This exceptionally large drawing is related to a picture (fig. 1) of the same subject signed and dated 'In Bologna Caietanus Gandolfi 1766' in the Museo Civico, Piacenza (P. Bagno, I Gandolfi. Affreschi, dipinti, bozzetti, disegni, Bologna, 1992, no. 219).
The scene is taken from the Odyssey. Ulysses has reached the island of Aeaea, home of the enchantress Circe. She has transformed his companions into swine and the hero visits her to retrieve his men. On his way to the sorceress's castle he has met Mercury who has warned him against Circe's magic and given him an antidote to her magic potion. Mercury also advises Ulysses to draw his sword and threaten Circe's life when she tries to transform him with her wand. Ulysses follows these instructions and the enchantress becomes enamoured of the one man able to resist her spells and charms.

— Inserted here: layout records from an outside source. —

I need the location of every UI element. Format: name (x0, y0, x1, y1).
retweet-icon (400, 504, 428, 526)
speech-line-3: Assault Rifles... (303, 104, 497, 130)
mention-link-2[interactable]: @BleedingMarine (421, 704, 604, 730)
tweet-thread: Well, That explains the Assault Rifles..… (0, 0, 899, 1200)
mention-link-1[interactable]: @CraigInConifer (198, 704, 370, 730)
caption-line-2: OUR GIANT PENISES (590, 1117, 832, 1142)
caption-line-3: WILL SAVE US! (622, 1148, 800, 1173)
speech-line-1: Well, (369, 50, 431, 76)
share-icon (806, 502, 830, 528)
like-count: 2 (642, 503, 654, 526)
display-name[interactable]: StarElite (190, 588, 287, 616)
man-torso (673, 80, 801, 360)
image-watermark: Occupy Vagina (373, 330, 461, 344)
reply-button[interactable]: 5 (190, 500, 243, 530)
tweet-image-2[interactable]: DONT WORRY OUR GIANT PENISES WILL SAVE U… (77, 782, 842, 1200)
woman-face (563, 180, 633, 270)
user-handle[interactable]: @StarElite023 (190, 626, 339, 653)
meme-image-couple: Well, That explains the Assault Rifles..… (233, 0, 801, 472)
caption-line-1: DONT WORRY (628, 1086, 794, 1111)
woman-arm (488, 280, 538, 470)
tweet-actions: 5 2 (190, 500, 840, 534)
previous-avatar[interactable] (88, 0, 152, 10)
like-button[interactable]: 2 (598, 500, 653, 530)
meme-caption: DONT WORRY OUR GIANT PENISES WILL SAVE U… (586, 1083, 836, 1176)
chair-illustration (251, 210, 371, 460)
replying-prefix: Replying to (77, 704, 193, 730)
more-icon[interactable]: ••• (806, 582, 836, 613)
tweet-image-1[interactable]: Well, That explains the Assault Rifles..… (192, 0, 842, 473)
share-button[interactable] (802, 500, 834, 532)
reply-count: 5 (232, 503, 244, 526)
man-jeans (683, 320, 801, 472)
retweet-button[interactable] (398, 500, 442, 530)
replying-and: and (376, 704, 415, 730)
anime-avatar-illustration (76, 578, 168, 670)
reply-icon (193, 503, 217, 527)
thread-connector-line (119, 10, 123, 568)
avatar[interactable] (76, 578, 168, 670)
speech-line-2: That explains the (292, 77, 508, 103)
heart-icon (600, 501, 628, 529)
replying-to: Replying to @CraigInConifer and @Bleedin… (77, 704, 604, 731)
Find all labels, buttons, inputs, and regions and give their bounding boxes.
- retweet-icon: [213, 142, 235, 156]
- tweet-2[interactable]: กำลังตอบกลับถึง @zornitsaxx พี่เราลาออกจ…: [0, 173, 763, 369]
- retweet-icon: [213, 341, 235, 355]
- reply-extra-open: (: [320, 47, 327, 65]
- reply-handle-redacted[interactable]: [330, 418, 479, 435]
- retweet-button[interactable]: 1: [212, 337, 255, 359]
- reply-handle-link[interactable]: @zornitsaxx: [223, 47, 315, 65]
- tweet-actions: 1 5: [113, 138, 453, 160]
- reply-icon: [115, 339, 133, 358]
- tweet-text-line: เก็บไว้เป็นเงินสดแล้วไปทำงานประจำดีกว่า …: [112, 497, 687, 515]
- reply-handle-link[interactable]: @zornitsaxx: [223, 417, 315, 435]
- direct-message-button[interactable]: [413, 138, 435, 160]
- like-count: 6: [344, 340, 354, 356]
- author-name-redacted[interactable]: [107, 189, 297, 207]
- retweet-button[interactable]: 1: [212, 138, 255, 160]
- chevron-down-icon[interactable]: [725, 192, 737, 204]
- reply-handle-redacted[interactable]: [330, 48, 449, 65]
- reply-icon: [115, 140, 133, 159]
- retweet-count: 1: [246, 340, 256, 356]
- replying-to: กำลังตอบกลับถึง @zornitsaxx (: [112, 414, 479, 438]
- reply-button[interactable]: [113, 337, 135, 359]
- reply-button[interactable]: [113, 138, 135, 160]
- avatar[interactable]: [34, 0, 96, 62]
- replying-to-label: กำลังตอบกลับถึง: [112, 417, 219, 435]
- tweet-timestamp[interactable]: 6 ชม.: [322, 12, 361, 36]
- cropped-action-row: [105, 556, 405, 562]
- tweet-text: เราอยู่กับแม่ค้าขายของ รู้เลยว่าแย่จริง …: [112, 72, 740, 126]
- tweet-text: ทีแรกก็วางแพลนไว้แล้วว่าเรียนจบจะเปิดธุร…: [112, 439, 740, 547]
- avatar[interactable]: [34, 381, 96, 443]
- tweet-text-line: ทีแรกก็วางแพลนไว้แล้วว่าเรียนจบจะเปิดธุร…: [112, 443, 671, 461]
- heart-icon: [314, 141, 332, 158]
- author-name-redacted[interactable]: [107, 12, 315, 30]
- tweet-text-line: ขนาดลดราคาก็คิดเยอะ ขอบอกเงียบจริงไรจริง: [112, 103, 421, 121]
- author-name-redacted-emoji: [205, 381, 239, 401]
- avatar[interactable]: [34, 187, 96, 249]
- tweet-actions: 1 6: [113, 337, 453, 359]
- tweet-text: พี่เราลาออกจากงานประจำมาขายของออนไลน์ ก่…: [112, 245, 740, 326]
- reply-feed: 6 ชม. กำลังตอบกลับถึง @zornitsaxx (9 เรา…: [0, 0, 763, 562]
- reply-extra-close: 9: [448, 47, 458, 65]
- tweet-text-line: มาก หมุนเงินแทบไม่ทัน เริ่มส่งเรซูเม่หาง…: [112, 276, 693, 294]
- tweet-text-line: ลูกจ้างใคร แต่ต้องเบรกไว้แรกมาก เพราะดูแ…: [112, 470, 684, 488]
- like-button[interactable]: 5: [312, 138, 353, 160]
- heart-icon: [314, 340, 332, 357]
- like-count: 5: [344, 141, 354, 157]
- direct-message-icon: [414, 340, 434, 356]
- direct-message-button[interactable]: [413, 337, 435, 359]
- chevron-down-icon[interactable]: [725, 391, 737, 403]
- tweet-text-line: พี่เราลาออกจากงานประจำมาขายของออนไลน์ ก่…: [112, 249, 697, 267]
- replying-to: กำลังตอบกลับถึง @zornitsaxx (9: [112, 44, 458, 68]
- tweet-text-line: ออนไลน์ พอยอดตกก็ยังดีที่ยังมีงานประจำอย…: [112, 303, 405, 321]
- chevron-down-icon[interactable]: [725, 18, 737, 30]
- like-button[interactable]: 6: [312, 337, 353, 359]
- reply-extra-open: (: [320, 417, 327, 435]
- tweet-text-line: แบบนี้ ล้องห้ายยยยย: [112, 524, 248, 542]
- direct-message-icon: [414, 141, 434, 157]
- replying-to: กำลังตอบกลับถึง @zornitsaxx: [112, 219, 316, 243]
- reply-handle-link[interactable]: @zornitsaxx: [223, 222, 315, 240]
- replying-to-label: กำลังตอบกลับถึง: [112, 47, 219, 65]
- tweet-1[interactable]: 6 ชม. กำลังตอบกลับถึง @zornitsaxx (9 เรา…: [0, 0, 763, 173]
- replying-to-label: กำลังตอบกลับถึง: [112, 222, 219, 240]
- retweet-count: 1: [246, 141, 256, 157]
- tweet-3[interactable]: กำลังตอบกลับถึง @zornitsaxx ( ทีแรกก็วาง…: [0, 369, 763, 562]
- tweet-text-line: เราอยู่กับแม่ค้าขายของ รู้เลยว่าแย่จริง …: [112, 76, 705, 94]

Ulysses then convinces her to restore his men to human form, and he and his entire crew spend a full year banqueting as Circe's pampered guests.
There are marked differences between the drawing and the picture in Piacenza. First of all, the composition is studied in reverse, a common studio practice in Bologna. The game of inversion is here pushed a degree further with the figure of Ulysses shown frontally, when, in the picture, the hero appears with his back turned. Conversely, Mercury is seen from the rear on the present sheet as on the canvas he is represented frontally. Similar inversions are applied to the figures of men transformed into swine in the foreground.
Although there are some pentimenti (noticeable, for example, in the drapery hanging from the bed), the drawing's size, its highly finished quality as well as its technical virtuosity, and subtle but extensive use of white heightening may indicate that it was intended as an independent work. This hypothesis seems confirmed by the existence of a smaller (267 x 206 mm.) drawing in the Los Angeles County Museum (fig. 2) (B. Davis, Master Drawings in the Los Angeles County Museum of Art, Los Angeles, 1997, no. 37). Vivaciously executed in brown ink and dark grey wash over traces of black chalk it is a direct study for the picture with few differences.